Fiat knows that it will have to price this car competitively if it's to make any real impact at all on the market and it's gone all out to do that. Just two trim levels are being offered - 'Easy' and 'Street' and both will save you well over £1,000 on equivalent versions of the Tipo hatch with the same trim - which is nice. But wait until you hear the asking prices, which start from only a fraction over £14,000 for the base 'Easy'-spec variant; you couldn't even get a very decently specified supermini for that. £500 more gets you the better-specified 'Street' version. Even at those kinds of figures, Fiat will still need to make sure that this car is very well specified - and has. All UK models come as standard with air conditioning, Bluetooth 'phone connectivity, power mirrors, a multi-function steering wheel and a DAB audio system.
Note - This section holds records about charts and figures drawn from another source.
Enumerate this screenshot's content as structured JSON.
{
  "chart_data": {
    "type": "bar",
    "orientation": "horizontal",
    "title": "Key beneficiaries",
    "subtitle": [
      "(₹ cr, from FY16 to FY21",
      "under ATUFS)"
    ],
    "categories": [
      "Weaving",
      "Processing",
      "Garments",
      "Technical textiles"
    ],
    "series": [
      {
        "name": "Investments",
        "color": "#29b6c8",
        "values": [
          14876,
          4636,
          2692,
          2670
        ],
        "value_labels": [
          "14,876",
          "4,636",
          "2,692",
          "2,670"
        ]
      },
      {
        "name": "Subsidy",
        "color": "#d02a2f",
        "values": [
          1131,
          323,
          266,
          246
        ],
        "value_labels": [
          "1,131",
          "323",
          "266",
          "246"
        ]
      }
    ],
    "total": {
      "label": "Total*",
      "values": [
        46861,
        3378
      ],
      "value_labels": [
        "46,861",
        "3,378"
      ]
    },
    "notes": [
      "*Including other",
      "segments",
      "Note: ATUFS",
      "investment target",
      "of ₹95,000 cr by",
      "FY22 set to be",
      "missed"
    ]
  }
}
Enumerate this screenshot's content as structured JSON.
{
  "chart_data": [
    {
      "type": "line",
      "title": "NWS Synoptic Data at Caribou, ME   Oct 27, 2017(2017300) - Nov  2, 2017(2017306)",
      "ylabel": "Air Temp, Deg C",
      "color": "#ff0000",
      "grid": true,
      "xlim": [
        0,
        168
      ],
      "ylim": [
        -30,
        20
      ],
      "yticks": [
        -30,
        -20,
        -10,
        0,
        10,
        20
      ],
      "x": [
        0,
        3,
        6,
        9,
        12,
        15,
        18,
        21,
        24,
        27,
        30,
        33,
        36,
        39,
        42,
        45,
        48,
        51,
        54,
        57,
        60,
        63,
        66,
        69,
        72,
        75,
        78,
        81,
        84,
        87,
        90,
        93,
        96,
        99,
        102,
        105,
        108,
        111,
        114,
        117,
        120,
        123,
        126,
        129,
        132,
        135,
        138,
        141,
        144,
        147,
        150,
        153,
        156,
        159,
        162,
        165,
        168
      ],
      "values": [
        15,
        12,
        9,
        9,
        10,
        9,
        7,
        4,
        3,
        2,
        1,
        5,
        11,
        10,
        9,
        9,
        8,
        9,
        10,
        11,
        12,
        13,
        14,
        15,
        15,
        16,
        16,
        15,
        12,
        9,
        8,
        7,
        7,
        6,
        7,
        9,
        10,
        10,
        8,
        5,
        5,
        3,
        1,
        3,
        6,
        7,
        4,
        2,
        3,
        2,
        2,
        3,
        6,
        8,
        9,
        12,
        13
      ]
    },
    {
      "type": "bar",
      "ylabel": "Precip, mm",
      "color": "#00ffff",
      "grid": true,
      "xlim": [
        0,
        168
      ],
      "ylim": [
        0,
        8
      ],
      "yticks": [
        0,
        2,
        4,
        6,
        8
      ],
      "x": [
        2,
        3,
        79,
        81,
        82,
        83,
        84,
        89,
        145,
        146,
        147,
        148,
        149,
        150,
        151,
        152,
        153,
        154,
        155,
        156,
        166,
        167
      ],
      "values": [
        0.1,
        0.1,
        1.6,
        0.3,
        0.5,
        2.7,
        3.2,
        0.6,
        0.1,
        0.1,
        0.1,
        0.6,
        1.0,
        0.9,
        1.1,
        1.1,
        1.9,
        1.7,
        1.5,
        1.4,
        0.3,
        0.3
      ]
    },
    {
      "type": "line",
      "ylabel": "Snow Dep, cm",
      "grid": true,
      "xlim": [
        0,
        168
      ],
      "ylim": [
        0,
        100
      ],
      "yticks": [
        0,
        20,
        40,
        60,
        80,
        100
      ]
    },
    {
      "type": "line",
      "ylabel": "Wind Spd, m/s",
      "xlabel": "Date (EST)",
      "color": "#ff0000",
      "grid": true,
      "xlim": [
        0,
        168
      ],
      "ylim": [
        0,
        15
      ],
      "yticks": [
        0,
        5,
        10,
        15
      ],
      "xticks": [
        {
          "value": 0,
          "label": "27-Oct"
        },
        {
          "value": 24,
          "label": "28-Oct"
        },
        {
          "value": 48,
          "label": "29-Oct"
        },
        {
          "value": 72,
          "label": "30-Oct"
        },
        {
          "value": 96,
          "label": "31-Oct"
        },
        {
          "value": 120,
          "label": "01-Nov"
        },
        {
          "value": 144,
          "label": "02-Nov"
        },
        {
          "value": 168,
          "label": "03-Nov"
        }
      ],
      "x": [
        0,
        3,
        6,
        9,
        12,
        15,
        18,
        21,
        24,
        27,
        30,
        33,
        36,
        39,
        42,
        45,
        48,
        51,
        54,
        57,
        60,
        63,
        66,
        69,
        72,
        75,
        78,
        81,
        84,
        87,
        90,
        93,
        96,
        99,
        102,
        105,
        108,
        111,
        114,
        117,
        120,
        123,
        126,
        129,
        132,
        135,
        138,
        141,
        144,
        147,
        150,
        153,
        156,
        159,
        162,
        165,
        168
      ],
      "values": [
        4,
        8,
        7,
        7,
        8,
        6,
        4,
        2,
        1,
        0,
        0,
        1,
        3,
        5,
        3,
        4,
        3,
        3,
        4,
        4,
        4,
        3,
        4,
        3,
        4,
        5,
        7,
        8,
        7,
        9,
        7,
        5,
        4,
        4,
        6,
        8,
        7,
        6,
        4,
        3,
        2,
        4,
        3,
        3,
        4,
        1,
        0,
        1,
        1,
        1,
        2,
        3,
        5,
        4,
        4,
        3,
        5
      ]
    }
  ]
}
Plus of course there are all the usual safety systems - a full complement of twin front, side and curtain airbags, plus the usual electronic assistance for stability, traction and braking. Fiat also includes an autonomous braking system that scans the road ahead as you drive for potential colliosion hazards. If one is detected, you'll be warned. If you don't respond - or aren't able to - then the car will automatically apply braking to decrease the severity of any resulting accident. 'Street'-spec adds LED daytimne running lights, 16-inch black alloy wheels and black trim fir the mirrors and door handles.
The 1.4-litre petrol engine fitted here is one of Fiat's oldest units, so you won't be expecting too much in terms of efficiency - and you shouldn't. The WLTP-rated CO2 figure is 129g/km. And the WLTP combined cycle fuel figure is 42.2mpg. Insurance is at least quite cheap at group 9. Finally, a word about warranties. You get two years of manufacturer cover with this car, plus a further year from the dealer. Plus there's no mileage limitation, which makes this Fiat deal better than the restricted three year/60,000 mile package you get with rival Astra, Golf and Focus models. There's also a year of roadside assistance cover, a reasonable three year paintwork warranty and an eight-year anti-perforation guarantee.
To begin with, Tipo buyers here didn't get this Saloon body style in our market, but its addition to the Fiat UK portfolio now is a useful one. Badged as 'Aegea' in Turkey where it's made, this is a car you'd criticise for its budget feel if it cost the same as market rivals like the Toyota Corolla Saloon or the Mazda3 Saloon. But it doesn't. Around £14,000 seems ridiculously little for the amount of metal you're getting here. Fiat describes the Tipo as a 'Skills, no frills' model and, sure enough, that's exactly what you get. If that's exactly what you need from a new car and you like the idea of a compact yet spacious saloon, then this one's well worth a look.